One such dreamer looking for the magic 1% winner is Canadian engineer Charles Bombardier. His family has previously struck concept gold – grandfather Joseph-Armand invented the snowmobile, don’t you know.
But let’s get back to Charles. Recently he put forward his plans for an aircraft called the Skreemr. Admittedly, this sounds more like a rollercoaster than coast to coaster, but it claims to be able to carry 75 passengers at speeds up to Mach 10.
Bombardier (and decent concept rendering creator Ray Mattison) foresee the Skreemr as a jet launched from a magnetic railgun at speeds close to Mach 4. The Skreemr would then use liquid oxygen or kerosene rockets to increase its altitude and speed until it was going fast enough to utilise a scramjet engine. The scramjet would compress incoming air for engine combustion, burning hydrogen and oxygen to accelerate to Mach 10 (7,673 mph).
Bombardier admits huge technological barriers – not least in finding an affordable material that could withstand the extreme heat of acceleration. And that’s before we start on the magnetic railgun….
However, Bombardier was further inspired when he was contacted by another designer who had seen his Skreemr plans. Joseph Hazeltine of Wyle Inc proposed using a novel aerodynamic phenomenon called long penetration mode (LPM). A nozzle in the nose would lower the surface temperature and reduce the shockwave and noise related to breaking the sound barrier.
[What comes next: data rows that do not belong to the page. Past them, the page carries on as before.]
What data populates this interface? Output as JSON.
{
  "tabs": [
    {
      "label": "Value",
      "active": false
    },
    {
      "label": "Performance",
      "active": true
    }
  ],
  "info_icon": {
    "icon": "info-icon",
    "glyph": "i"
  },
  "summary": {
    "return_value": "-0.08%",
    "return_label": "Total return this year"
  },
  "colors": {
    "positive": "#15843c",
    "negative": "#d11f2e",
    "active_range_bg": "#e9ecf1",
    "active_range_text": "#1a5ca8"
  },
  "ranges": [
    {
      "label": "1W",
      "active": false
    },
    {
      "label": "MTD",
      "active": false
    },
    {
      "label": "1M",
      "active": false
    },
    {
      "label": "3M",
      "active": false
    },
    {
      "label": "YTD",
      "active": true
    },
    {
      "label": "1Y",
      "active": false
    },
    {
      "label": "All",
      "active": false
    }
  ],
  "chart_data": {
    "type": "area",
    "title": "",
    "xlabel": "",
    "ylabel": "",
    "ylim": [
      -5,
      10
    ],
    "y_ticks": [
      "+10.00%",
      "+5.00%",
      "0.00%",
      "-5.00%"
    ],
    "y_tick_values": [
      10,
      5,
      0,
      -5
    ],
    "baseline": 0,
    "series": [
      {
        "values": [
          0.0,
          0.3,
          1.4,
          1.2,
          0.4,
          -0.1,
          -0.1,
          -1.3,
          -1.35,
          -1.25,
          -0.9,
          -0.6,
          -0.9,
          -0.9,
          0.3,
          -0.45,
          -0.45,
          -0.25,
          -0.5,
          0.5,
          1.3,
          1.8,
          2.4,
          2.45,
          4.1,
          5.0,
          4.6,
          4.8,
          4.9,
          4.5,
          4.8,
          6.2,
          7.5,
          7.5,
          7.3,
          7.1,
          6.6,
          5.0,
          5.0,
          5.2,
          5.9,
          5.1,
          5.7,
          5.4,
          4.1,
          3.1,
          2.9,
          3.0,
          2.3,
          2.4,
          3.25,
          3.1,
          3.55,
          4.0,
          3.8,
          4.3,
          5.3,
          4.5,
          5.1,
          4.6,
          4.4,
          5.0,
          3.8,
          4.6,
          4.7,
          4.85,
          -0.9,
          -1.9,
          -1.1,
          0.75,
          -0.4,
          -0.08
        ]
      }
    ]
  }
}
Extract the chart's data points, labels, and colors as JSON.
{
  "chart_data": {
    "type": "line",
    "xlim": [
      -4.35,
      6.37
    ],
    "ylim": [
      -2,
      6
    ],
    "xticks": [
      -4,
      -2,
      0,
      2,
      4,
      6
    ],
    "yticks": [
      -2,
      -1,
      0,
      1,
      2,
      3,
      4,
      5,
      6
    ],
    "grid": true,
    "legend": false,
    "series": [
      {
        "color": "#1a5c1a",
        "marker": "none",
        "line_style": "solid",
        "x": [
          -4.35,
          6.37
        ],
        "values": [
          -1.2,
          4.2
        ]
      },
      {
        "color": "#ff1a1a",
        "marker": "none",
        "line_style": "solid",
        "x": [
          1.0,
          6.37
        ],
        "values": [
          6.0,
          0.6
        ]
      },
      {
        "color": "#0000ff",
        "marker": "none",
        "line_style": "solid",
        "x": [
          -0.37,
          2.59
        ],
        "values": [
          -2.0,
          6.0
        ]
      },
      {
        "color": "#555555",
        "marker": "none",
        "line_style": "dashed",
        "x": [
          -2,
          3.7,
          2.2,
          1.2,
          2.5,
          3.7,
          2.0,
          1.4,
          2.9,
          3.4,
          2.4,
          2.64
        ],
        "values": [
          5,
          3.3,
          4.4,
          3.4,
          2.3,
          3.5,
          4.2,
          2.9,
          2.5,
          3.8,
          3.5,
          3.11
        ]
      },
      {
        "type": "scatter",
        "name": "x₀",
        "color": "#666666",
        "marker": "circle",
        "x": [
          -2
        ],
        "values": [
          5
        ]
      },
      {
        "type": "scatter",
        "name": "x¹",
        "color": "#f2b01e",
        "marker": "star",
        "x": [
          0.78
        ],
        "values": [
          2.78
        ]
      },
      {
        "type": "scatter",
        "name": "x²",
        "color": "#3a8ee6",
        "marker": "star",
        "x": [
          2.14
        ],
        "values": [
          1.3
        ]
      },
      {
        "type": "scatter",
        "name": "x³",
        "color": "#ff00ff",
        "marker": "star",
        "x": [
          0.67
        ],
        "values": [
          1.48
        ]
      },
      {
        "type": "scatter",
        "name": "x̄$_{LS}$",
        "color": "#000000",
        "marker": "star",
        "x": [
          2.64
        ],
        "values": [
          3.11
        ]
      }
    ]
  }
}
Unlike the Skreemr, the Antipode aircraft (the basic blue and silver renders seen here) would take off directly from any airfield by using reusable rocket boosters. These rockets would attach to the wings of the Antipode and provide enough thrust to climb to 40,000ft, and reach Mach 5.
The boosters would then separate and fly back to the airfield. At Mach 5, the supersonic combustion ramjet engine would kick in and take the aircraft to Mach 24 at 40,000 feet. Such speeds would make New York to London possible in just 11 minutes. That’s 11 minutes. And 16,000mph.
When you consider other research and production pushing the supersonic dream, perhaps it’s time to take some of these futuristic concepts more seriously.